= Enamel microabrasion =

Cosmetic dentistry procedure

Enamel microabrasion is a procedure in cosmetic dentistry used to improve the appearance of the teeth. Like tooth whitening it is used to remove discolorations of the tooth surface but microabrasion is both a mechanical and chemical procedure.

== History ==
In the past, teeth with stains or other color changes were made to look better through the use of restorative materials, such as dental porcelain. These materials would create a thin veneer over the outer surface of the tooth. Although veneers looked better, these materials did not match the structure or characteristics of the tooth enamel and replacement was frequently needed. As far back as 1916, some researchers were advocating instead removing a thin layer of the outermost enamel to expose the (presumably) undamaged layer underneath. The first practical application of enamel microabrasion was developed by Theodore Croll and Richard Cavanaugh in 1986, who used a combination of weak hydrochloric acid and pumice to remove a few tenths of millimeters of the enamel.

== Description ==
Contemporary enamel microabrasion uses a combination of mechanical and chemical means to remove of a small amount of tooth enamel (not more than a few tenths of a millimeter) to eliminate superficial discoloration. These discolorations can result from either from extrinsic factors (such as tobacco, dental plaque, certain foods, etc.) or intrinsic ones (most commonly dental fluorosis).

== Indications ==
Dental fluorosis is the most common indication where it ranges in severity from mild to severe, microabrasion should be considered the first option in treating mild and moderate cases of fluorosis.

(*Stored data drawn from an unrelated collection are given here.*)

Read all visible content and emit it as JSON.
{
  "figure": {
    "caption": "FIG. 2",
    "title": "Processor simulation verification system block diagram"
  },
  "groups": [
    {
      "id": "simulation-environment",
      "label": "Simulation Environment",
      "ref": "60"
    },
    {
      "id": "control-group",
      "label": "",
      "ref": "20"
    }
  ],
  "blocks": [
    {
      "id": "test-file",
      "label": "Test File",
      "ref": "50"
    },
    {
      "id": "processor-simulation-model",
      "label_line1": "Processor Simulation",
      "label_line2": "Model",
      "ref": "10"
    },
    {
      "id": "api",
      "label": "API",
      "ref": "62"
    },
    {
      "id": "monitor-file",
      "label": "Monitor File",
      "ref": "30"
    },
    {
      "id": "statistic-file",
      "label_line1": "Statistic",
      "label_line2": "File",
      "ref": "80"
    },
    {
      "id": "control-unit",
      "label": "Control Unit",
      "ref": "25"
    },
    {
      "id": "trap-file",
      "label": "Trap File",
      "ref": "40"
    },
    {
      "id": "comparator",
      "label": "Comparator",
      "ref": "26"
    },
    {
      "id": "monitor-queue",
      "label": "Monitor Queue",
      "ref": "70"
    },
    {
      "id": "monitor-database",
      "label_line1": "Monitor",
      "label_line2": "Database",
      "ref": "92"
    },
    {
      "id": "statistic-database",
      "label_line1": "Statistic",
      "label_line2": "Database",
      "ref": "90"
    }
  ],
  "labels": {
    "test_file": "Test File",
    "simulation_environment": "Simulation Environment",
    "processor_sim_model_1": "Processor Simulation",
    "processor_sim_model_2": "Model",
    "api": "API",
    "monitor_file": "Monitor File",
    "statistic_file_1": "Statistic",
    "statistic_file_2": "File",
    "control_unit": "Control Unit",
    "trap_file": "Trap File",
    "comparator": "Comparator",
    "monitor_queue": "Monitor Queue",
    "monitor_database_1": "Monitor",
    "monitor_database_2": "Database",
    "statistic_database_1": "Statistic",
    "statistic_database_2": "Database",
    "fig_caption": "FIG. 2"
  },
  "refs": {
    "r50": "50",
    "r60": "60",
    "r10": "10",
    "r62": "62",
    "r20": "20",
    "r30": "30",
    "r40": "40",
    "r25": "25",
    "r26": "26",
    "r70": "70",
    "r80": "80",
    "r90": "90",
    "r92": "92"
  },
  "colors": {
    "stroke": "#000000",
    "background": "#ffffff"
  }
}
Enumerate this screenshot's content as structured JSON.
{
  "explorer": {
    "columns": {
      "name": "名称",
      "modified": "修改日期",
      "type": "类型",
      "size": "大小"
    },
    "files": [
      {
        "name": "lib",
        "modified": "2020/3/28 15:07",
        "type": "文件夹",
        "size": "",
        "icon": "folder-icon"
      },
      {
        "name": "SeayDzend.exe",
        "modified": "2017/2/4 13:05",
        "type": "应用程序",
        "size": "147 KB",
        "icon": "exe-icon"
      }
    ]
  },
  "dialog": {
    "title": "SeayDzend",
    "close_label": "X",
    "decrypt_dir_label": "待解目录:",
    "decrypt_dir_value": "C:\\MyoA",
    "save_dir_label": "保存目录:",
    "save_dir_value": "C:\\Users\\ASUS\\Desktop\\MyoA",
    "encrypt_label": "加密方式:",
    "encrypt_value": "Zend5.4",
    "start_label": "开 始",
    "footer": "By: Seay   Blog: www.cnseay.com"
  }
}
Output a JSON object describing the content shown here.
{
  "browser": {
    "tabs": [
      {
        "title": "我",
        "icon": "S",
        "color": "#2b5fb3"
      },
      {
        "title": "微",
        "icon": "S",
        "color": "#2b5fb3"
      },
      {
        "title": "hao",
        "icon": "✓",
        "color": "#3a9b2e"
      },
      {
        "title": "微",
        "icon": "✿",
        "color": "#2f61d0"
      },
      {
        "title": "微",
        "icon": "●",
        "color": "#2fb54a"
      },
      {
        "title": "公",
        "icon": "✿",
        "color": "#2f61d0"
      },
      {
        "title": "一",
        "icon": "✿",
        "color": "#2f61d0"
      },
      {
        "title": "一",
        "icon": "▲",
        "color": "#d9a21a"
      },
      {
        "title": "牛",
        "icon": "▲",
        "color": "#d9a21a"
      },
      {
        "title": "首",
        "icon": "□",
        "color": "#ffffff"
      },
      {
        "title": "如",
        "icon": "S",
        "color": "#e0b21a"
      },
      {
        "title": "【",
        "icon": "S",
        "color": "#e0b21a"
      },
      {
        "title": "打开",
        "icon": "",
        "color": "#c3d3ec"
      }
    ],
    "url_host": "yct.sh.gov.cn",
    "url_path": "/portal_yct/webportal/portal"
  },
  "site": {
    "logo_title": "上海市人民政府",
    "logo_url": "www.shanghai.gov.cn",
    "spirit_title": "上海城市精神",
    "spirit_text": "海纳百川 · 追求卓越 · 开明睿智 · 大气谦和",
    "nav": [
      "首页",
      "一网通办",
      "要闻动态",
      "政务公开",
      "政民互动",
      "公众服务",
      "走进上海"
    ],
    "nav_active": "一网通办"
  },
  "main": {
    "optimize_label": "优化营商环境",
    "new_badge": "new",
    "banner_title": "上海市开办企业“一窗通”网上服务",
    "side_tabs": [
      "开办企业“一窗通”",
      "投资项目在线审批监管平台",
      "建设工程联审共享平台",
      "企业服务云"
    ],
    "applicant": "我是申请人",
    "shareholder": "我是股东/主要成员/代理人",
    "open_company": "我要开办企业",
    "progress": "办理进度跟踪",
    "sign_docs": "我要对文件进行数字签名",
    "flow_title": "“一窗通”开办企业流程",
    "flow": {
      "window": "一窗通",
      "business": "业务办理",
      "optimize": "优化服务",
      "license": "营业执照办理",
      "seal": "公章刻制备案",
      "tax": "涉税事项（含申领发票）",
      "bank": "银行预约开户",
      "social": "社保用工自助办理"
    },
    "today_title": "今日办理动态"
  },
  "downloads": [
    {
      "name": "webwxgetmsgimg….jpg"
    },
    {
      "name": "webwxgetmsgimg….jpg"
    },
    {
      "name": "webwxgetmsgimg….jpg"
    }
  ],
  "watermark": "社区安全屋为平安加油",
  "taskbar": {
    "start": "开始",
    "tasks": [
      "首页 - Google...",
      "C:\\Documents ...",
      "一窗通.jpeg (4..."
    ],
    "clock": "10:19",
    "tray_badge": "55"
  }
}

Removal of intrinsic enamel stains, correction of surface irregularities and defects in enamel caused either after removal of orthodontic appliances or during tooth formation.

== Contraindications ==
The patients' age is not a limiting factor for the enamel microabrasion technique but in cases of not fully erupted teeth, it may be difficult to place rubber dam for the microabrasion process

Microabrasion is not indicated when discoloration is located in dentin such as in dentigenous imperfecta or tetracycline discoloration.

Should be delayed or not used in patients with deficient labial seal because enamel surfaces are extremely dry which makes stains more obvious.so, Sundfeld, et al in 2007, found that orthodontic lip repositioning should be done first to make removal of these stains more effective.

== Consequences ==
Patients can benefit from combined microabrasion and bleaching techniques as microabrasion causes reduction in the enamel surface and sometimes the tooth surface appear yellowish or darker due to exposure of dentin surface and thinning of enamel layer over it. In this condition, correction of this yellow color can be achieved by using tooth whitening technique to mask the color.

Fragoso, et al. (2011) found that applying fluoride paste on enamel surface after microabrasion process provides higher hardness & more enamel smoothness. in addition, Segura et al found that the treated enamel surface become more resistant to demineralisation than untreated enamel and less colonisation of bacteria occur.